Jongsun Park*, Mangi Kim, Hong Xi, Suhyeon Park, and Yunho Yun
Owing to next generation and third generation sequencing technologies, a large amount of plant genomes have been sequenced and released in public. To deal with them systematically and efficiently, Plant Genome Database (PGD; http://www.plantgenome.info/) was established and has been updated more than 4 years. Here, we announced recently updated Release 2.7 with 2,174 plant genomes of 713 species.

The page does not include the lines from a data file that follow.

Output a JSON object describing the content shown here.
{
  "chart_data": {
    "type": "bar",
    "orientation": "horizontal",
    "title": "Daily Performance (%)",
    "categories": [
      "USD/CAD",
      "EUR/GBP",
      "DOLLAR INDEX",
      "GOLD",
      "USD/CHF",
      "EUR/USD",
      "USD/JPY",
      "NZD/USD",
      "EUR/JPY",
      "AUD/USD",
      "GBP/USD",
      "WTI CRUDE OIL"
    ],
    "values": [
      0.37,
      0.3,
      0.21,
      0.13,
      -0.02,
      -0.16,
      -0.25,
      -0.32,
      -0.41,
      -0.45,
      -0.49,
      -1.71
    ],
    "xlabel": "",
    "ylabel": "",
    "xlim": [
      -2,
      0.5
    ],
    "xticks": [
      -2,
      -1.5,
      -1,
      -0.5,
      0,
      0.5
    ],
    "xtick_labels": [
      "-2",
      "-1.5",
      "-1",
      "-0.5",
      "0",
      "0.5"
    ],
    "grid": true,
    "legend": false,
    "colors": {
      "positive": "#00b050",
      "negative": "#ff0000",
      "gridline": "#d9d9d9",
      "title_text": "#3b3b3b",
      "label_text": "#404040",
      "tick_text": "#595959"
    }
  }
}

Total length of 2,174 plant genomes is 1.065 Tbp, which has been increased by 126 Gbp in comparison to the previous release (Release 2.6), entering 1 Tbp plant genome era. Total numbers of plant genes and ORFs are 15,815,804 and 19,545,617 from 427 genomes, respectively, which has also been increased by 4,339,606 and 5,653,593, respectively. In addition, 78,784,484 simple sequence repeats (SSRs) were identified from 2,174 genomes using the pipeline of SSRDB (http://ssrdb.infoboss.co.kr/). The web interface of the PGD provides plant genome sequences, SSRs, and functional domains predicted by InterProScan. In addition, PGD provides BLAST search with the specific datasets of each plant genome deposited in PGD. GlobalScrap® was also implemented to analyze various information of plant genomes, such as genome statistics, and distribution of functional domains of plant specific genes. Taken together, PGD can be a standardized repository of plant genomes to understand current status of plant genomes as well as an integrated platform to conduct plant comparative genomic researches.